Il ne faut plus sacrifier de projets à fort potentiel sur l’autel d’un ZAN interprété de façon trop stricte. Il est vrai que dans les hypercentres, intégrer aux nouvelles constructions 30 % de surface de pleine terre obère économiquement toute opération de construction. Mais cela peut être compensé, n’en faites pas un frein ! Demandez aux promoteurs d’aménager leur opération pour intégrer ces 30 % autrement, par exemple en installant une toiture végétalisée, ou en aménageant des espaces verts ailleurs dans la ville. Il est possible de concilier ZAN et densification à condition d’avoir une vision objective et globale.
Enfin, il faut aussi faciliter l’exécution des projets en allégeant les lourdeurs administratives et en accélérant les délais d’instructions, tant pour les opérations neuves que pour les rénovations énergétiques. L’urgence de l’accès au logement nécessite d’abandonner la technocratie excessive qui dissuade les projets.

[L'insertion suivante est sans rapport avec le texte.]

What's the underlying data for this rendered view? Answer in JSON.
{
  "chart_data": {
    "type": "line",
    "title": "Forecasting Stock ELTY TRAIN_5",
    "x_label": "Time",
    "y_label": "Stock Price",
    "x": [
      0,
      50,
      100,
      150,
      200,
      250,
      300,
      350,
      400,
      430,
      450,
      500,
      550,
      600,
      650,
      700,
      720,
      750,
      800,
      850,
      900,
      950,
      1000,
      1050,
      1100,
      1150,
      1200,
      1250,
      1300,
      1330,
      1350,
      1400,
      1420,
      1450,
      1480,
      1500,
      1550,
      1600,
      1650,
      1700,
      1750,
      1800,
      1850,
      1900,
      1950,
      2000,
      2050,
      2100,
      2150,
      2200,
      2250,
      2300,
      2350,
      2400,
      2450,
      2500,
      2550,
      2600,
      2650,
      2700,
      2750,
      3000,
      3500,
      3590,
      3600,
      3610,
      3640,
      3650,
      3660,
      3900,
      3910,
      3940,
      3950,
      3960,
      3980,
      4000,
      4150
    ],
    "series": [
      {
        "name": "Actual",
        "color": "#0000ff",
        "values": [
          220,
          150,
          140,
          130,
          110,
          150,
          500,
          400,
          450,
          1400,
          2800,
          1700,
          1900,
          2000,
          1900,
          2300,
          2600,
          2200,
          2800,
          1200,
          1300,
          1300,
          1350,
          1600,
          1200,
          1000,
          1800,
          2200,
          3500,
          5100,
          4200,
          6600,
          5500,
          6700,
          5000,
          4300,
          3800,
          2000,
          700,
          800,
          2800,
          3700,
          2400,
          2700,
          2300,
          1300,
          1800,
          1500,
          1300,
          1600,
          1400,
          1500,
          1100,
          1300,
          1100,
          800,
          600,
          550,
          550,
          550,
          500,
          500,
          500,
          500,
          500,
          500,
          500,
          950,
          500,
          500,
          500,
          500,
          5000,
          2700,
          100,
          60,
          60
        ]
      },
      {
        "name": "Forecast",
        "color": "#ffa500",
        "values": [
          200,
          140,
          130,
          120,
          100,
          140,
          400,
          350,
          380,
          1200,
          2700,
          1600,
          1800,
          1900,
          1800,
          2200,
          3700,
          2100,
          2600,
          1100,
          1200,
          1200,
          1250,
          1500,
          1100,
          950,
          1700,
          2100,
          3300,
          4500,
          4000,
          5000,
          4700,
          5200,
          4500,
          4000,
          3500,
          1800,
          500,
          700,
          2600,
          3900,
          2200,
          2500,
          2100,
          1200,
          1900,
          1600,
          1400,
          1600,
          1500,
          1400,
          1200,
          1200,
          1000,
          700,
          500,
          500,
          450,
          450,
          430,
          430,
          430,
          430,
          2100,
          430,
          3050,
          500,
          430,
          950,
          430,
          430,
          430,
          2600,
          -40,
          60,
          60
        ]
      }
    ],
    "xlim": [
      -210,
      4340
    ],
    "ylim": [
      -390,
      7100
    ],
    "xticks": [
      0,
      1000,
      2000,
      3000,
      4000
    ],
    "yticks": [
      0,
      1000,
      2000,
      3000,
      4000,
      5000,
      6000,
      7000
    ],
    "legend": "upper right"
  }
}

D’ailleurs, pour favoriser l’accession à la propriété des ménages modestes, il faut également revoir le Bail Réel Solidaire (BRS). Ce dispositif permet à un ménage d’acquérir la propriété des murs et de louer le foncier en payant une redevance mensuelle à un organisme de foncier solidaire qui, lui, en a la propriété. Il vaudrait mieux qu’en échange de ce versement mensuel le particulier acquiert petit à petit la propriété du foncier, sur la base de 2 % par an par exemple. Le BRS deviendrait ainsi l’APS, l’accession à la propriété solidaire. En cas de vente du logement par le particulier, le prix inclurait la quote-part de propriété qu’il aura acquise avec le temps. Ce système reflèterait davantage notre appétence historique pour la pierre.
Enfin, pour encourager massivement la rénovation énergétique en Île-de-France, les maires pourraient également exonérer de taxe foncière les propriétaires bailleurs vertueux, qui investissent dans des travaux de performance énergétique, comme le fait la Ville de Paris.